Another example is Blackboard, the leader in education technology serving K–12 education, business, and government clients. Blackboard’s product development team typically used log analytics to monitor cloud deployments of the company’s SaaS-based learning, management system (LMS) in order to troubleshoot application issues, etc. But when COVID-19 hit, millions of students switched to online learning and those log volumes skyrocketed—product usage grew by 3,000% in 2020 when the world went virtual. Its custom-managed ELK (Elasticsearch, Logstash, Kibana) stacks and managed Elasticsearch service for centralized log management couldn’t support the new log volumes—at a time when that log data was most valuable. The Blackboard team needed to be able to ana­lyze short-term data for troubleshooting but also long-term data for deeper analysis and compliance purposes. The Blackboard team moved its log data to a data lake plat­form running directly on Amazon S3 and serving analytics to end users via Kibana, which is included natively under the hood. The company now has day-to-day visibility of cloud computing environments at scale, app troubleshooting and alerting over long periods of time, root cause analysis without data retention limits, and fast resolution of application performance issues.

Now We’re Cooking

Cloud storage has the potential to truly democratize data analytics for businesses. There’s no better or more cost-effective place to store a company’s treasure trove of information. The trick is unlocking cloud object storage for analytics without data movement or pipelining. Many data lake, warehouse, and even lakehouse providers have the right idea, but their underlying architectures are based on 1970s computer science, making the process brittle, com­plex, and slow.

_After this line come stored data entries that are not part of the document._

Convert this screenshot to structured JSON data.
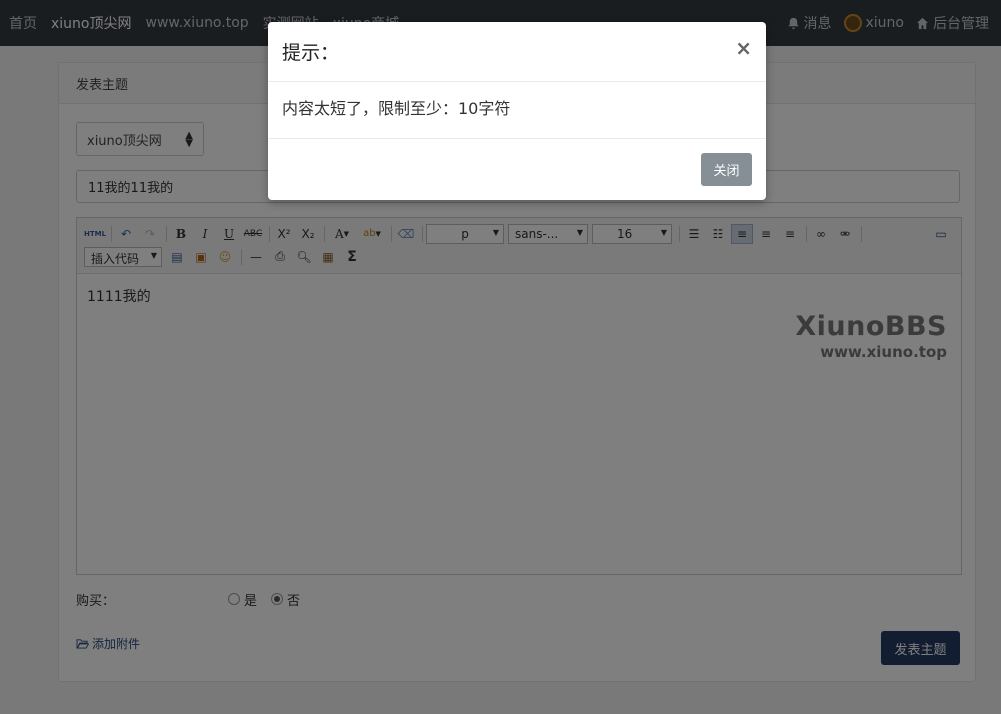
{
  "nav": {
    "left": [
      "首页",
      "xiuno顶尖网",
      "www.xiuno.top",
      "实测网站",
      "xiuno商城"
    ],
    "messages": "消息",
    "user": "xiuno",
    "admin": "后台管理"
  },
  "card": {
    "header": "发表主题",
    "forum_select": "xiuno顶尖网",
    "subject_value": "11我的11我的",
    "content": "1111我的",
    "watermark_line1": "XiunoBBS",
    "watermark_line2": "www.xiuno.top",
    "toolbar": {
      "format_select": "p",
      "font_select": "sans-...",
      "size_select": "16",
      "insert_code_select": "插入代码"
    },
    "buy_label": "购买：",
    "buy_yes": "是",
    "buy_no": "否",
    "attach": "添加附件",
    "submit": "发表主题"
  },
  "modal": {
    "title": "提示：",
    "close_symbol": "×",
    "message": "内容太短了，限制至少：10字符",
    "close_button": "关闭"
  },
  "colors": {
    "navbar": "#343a40",
    "submit": "#243b63",
    "close_button": "#868e96"
  }
}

If you are developing or implementing a data lake and want to avoid building a swamp—ask yourself these questions:

  • What business use cases or analytics questions should we be able to address with the data lake?
  • How will data get into the data lake?
  • How will users across the organization get access to the data in the lake?
  • What analytics tools need to be con­nected to the data lake to facilitate the democratization of insights?

It is important to find a solution that allows you to turn up the heat in the data lake with a platform that is cost-effective, elastically scalable, fast, and easily accessible. A winning solution allows business analysts to query all the data in the data lake using the BI tools they know and love, without any data movement, transformation, or gover­nance risk.